Share buybacks have become pretty commonplace this year, with various companies going into the market to buy shares. The aim is usually to use up surplus capital and boost earnings per share by reducing the actual number of shares in issue.
But First Active's buyback programme has turned into an almighty damp squib, with the 155,000 shareholders who hold fewer than 1,000 shares in the bank not rushing to sell them back to First Active.
Given that First Active's flotation price was 225p (€2.86) and that First Active is buying shares back at prices between €2.00 and €2.20, it's probably no great surprise that shareholders are spurning the offer, even if they did get most, if not all, of their shares for nothing.

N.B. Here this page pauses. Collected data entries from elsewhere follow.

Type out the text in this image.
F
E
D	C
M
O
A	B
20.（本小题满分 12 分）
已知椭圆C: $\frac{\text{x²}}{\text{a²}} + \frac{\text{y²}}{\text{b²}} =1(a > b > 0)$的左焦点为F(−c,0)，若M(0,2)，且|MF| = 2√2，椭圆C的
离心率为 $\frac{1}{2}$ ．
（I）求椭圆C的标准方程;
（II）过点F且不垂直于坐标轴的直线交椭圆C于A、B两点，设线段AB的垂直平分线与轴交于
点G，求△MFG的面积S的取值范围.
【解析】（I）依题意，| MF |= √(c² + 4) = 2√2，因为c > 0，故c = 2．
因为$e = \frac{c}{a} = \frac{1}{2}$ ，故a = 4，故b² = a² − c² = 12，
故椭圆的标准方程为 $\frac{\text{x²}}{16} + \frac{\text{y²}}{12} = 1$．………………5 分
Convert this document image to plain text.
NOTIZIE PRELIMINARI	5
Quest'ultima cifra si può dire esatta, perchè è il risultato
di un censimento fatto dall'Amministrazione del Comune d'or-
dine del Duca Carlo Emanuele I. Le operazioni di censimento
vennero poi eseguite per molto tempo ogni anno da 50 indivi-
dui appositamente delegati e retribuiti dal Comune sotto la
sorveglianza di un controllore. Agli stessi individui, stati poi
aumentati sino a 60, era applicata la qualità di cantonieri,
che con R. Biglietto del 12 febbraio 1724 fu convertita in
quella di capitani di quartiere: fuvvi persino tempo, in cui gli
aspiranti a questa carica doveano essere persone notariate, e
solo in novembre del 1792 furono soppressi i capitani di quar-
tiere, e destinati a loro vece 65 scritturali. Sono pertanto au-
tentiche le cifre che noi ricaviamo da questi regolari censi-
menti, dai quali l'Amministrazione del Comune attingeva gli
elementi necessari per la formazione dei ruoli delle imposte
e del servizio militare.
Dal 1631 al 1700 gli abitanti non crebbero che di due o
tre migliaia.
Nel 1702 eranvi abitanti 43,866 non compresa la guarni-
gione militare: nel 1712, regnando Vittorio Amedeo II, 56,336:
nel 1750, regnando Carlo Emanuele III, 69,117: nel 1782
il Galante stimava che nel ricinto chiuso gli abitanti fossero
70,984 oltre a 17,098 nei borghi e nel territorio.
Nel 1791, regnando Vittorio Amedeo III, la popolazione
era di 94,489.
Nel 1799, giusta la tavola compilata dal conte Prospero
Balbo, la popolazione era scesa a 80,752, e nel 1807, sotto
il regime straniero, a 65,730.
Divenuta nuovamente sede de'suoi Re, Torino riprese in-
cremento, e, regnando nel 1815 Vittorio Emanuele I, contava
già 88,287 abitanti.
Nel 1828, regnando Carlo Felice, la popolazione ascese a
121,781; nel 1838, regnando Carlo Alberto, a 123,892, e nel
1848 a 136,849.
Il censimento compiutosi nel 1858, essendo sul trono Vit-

One of the theories of buybacks is that it creates a buyer for those wanting to sell - liquidity for an illiquid stock. That might be the theory, but in First Active's case, theory hasn't turned into practice.
So why are shareholders hanging on? Do they seriously believe that there is much upside in First Active's share price.
First Active has clearance to buy back up to 14.1 million shares - 10 per cent of the shares in issue. So far, it has managed to persuade shareholders to sell back little more than 400,000 shares and seems to have little prospect of buying back any decent volume of shares by the time the closed period comes at December 31st.
If you want to get rid of your unwanted First Active shares, do it now. Otherwise, you risk ending up in a situation where there is no ready buyer for one of the market's most unloved stocks.